- Treatment of patients with endogenous depression.
- Alleviating anxiety or agitation that often accompanies depression. It has been used with benefit in depression of long or short duration.
Dosage and directions for use.
- Adults: Initially 75 mg to 150 mg daily in divided doses.
- Maintenance dose is 50 mg to 100 mg daily in divided doses.
- Avoid concomitantly with a monoamine oxidase inhibiting compound.

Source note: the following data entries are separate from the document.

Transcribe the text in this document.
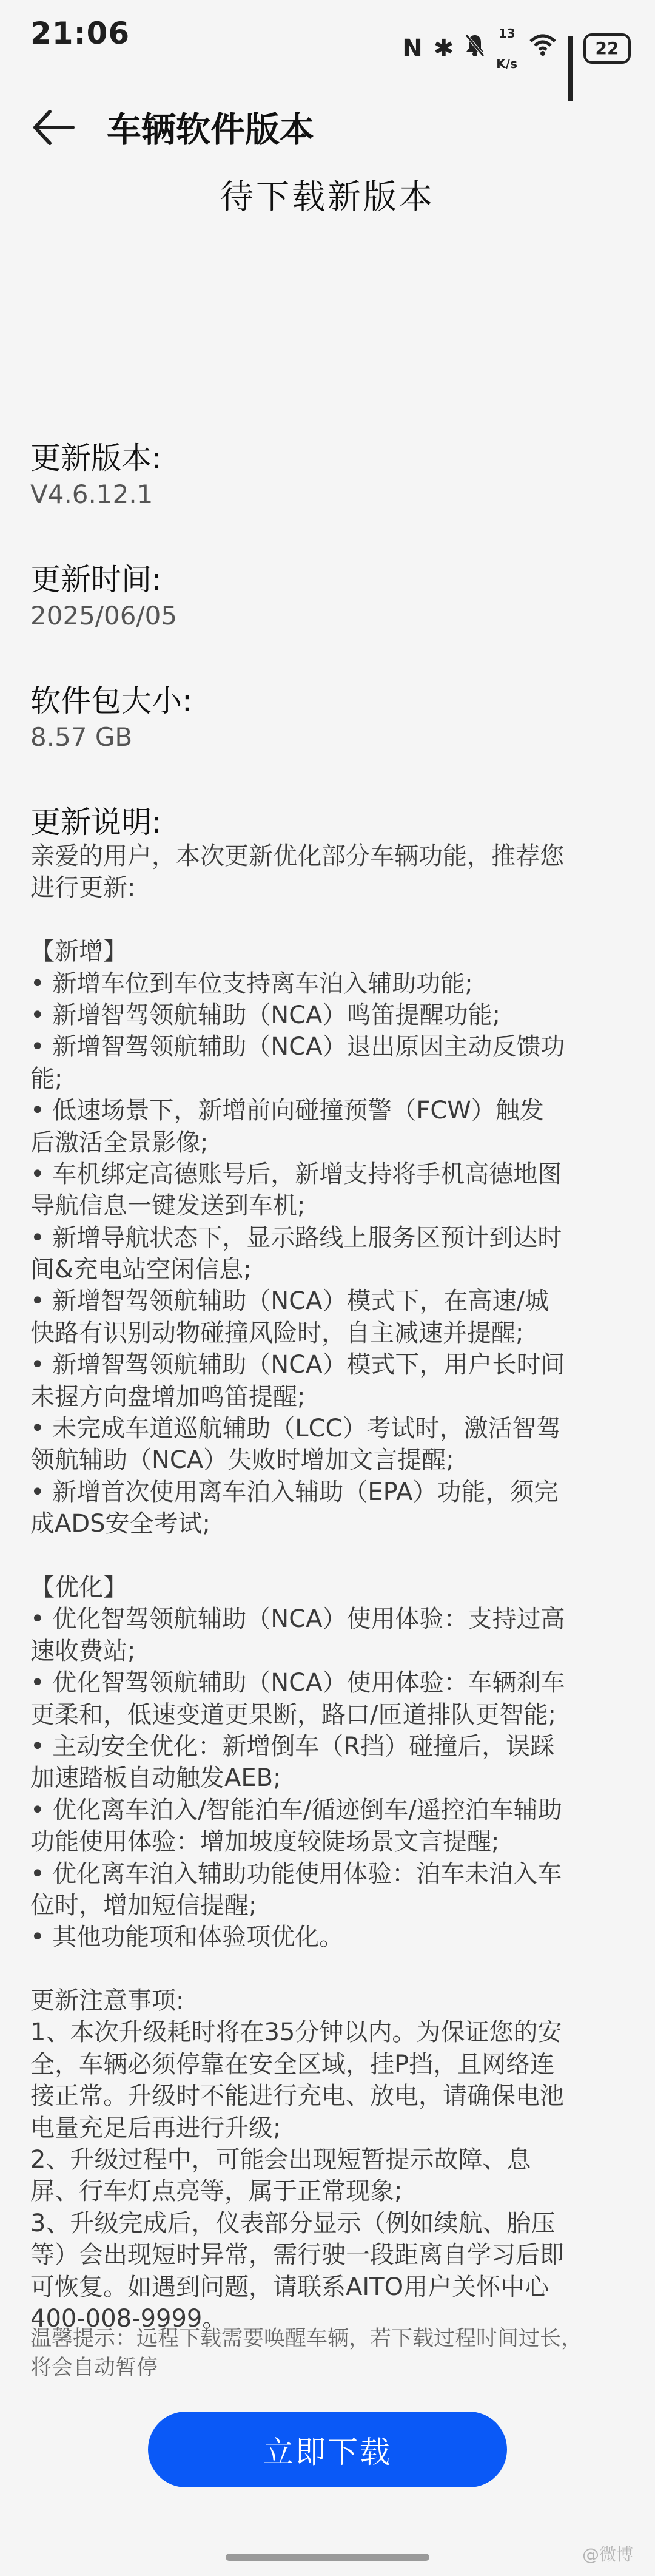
21:06	N ✱
13
K/s
22
车辆软件版本
待下载新版本
更新版本:
V4.6.12.1
更新时间:
2025/06/05
软件包大小:
8.57 GB
更新说明:
亲爱的用户，本次更新优化部分车辆功能，推荐您
进行更新:
【新增】
• 新增车位到车位支持离车泊入辅助功能;
• 新增智驾领航辅助（NCA）鸣笛提醒功能;
• 新增智驾领航辅助（NCA）退出原因主动反馈功
能;
• 低速场景下，新增前向碰撞预警（FCW）触发
后激活全景影像;
• 车机绑定高德账号后，新增支持将手机高德地图
导航信息一键发送到车机;
• 新增导航状态下，显示路线上服务区预计到达时
间&充电站空闲信息;
• 新增智驾领航辅助（NCA）模式下，在高速/城
快路有识别动物碰撞风险时，自主减速并提醒;
• 新增智驾领航辅助（NCA）模式下，用户长时间
未握方向盘增加鸣笛提醒;
• 未完成车道巡航辅助（LCC）考试时，激活智驾
领航辅助（NCA）失败时增加文言提醒;
• 新增首次使用离车泊入辅助（EPA）功能，须完
成ADS安全考试;
【优化】
• 优化智驾领航辅助（NCA）使用体验：支持过高
速收费站;
• 优化智驾领航辅助（NCA）使用体验：车辆刹车
更柔和，低速变道更果断，路口/匝道排队更智能;
• 主动安全优化：新增倒车（R挡）碰撞后，误踩
加速踏板自动触发AEB;
• 优化离车泊入/智能泊车/循迹倒车/遥控泊车辅助
功能使用体验：增加坡度较陡场景文言提醒;
• 优化离车泊入辅助功能使用体验：泊车未泊入车
位时，增加短信提醒;
• 其他功能项和体验项优化。
更新注意事项:
1、本次升级耗时将在35分钟以内。为保证您的安
全，车辆必须停靠在安全区域，挂P挡，且网络连
接正常。升级时不能进行充电、放电，请确保电池
电量充足后再进行升级;
2、升级过程中，可能会出现短暂提示故障、息
屏、行车灯点亮等，属于正常现象;
3、升级完成后，仪表部分显示（例如续航、胎压
等）会出现短时异常，需行驶一段距离自学习后即
可恢复。如遇到问题，请联系AITO用户关怀中心
400-008-9999。
温馨提示：远程下载需要唤醒车辆，若下载过程时间过长，
将会自动暂停
立即下载
@微博
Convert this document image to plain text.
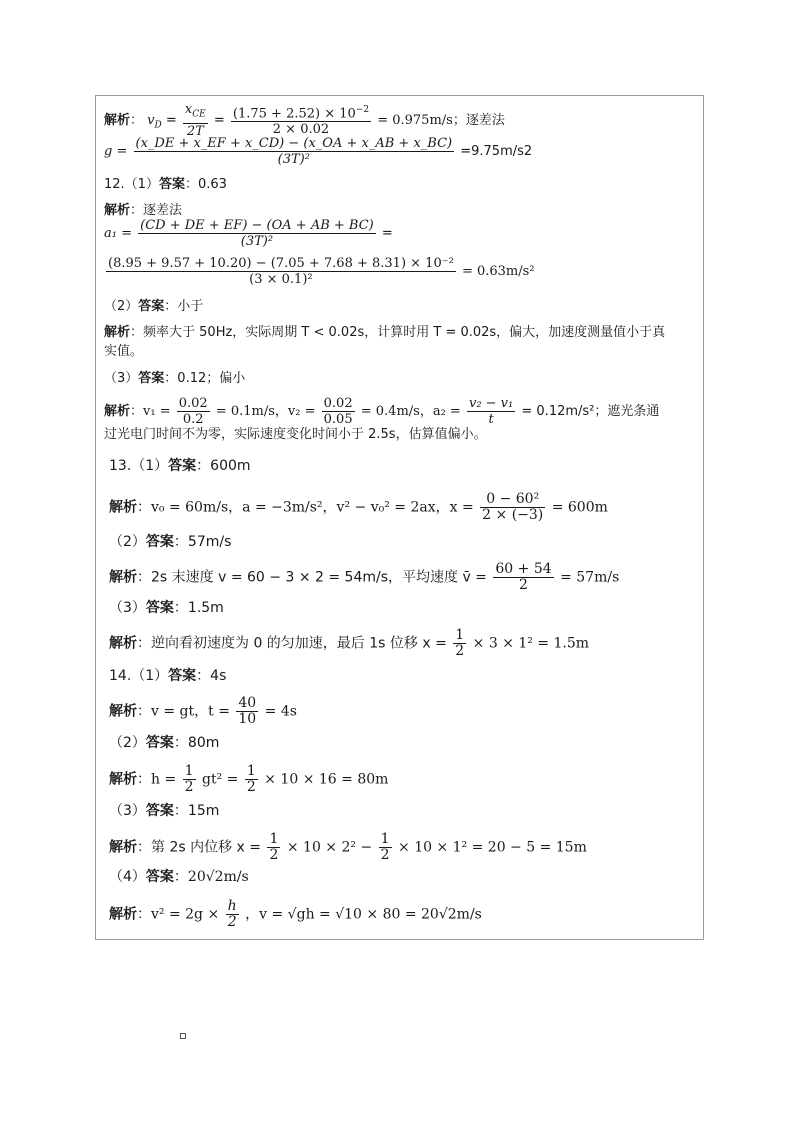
解析： $v_D = \frac{x_{CE}}{2T} = \frac{(1.75 + 2.52) \times 10^{-2}}{2 \times 0.02} = 0.975m/s$；逐差法
$g = \frac{(x\_DE + x\_EF + x\_CD) - (x\_OA + x\_AB + x\_BC)}{\text{(3T)²}} =9.75m/s2$
12.（1）答案：0.63
解析：逐差法
$a_1 = \frac{(CD + DE + EF) - (OA + AB + BC)}{\text{(3T)²}}$ =
$\frac{\text{(8.95 + 9.57 + 10.20) − (7.05 + 7.68 + 8.31) × 10⁻²}}{\text{(3 × 0.1)²}} = 0.63m/s^2$
（2）答案：小于
解析：频率大于 50Hz，实际周期 T < 0.02s，计算时用 T = 0.02s，偏大，加速度测量值小于真
实值。
（3）答案：0.12；偏小
解析：$v_1 = \frac{0.02}{0.2} = 0.1m/s$，$v_2 = \frac{0.02}{0.05} = 0.4m/s$，$a_2 = \frac{\text{v₂ − v₁}}{t} = 0.12m/s^2$；遮光条通
过光电门时间不为零，实际速度变化时间小于 2.5s，估算值偏小。
13.（1）答案：600m
解析：v₀ = 60m/s，a = −3m/s²，v² − v₀² = 2ax，$x = \frac{\text{0 − 60²}}{2 \times (-3)} = 600m$
（2）答案：57m/s
解析：2s 末速度 v = 60 − 3 × 2 = 54m/s，平均速度 v̄ = $\frac{60 + 54}{2} = 57m/s$
（3）答案：1.5m
解析：逆向看初速度为 0 的匀加速，最后 1s 位移 $x = \frac{1}{2} \times 3 \times 1^2 = 1.5m$
14.（1）答案：4s
解析：v = gt，$t = \frac{40}{10} = 4s$
（2）答案：80m
解析：$h = \frac{1}{2} gt^2 = \frac{1}{2} \times 10 \times 16 = 80m$
（3）答案：15m
解析：第 2s 内位移 $x = \frac{1}{2} \times 10 \times 2^2 - \frac{1}{2} \times 10 \times 1^2 = 20 - 5 = 15m$
（4）答案：20√2m/s
解析：$v^2 = 2g \times \frac{h}{2}$ ，v = √gh = √10 × 80 = 20√2m/s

- When it is desired to substitute amitriptyline for a monoamine oxidase inhibitor, a minimum of 14 days should be allowed to elapse after the latter is discontinued. Amitriptyline should then be initiated cautiously with gradual increases in doses until optimum response is achieved.
- Acute recovery phase following myocardial infarction because it has been reported to produce arrhythmias, sinus tachycardia and prolongation of the conduction time.
Concurrent administration with antihypertensive medicine, particularly adrenergic blocking agents such as Guanethidine.
Use in pregnancy and Lactation. Safe use has not been established.
Amitriptyline should not be given to children under 12 years of age.
Side-effects and special precautions:
- Dry mouth, sour or metallic taste, constipation which may lead to paralytic ileus, urinary retention, pupillary dilatation with blurred vision and disturbances in visual accommodation, palpitations,tachycardia and impotence.
- Drowsiness, headache, peripheral neuropathy, tremor, orthostatic hypotension, hypertension, dizziness, sweating, weakness and fatigue, ataxia, epileptiform seizures, extrapyramidal symptoms including speech diffi culties, tinnitus, stomatitis and gastric irritation with nausea and vomiting.
- Confusion or delirium in the elderly.
- Anorexia with mass loss or mass gain may occur.
- Amitriptyline should be used with caution in patients with cardiovascular disease and should be avoided in the immediate recovery phase after myocardial infarction and in patients with heart block.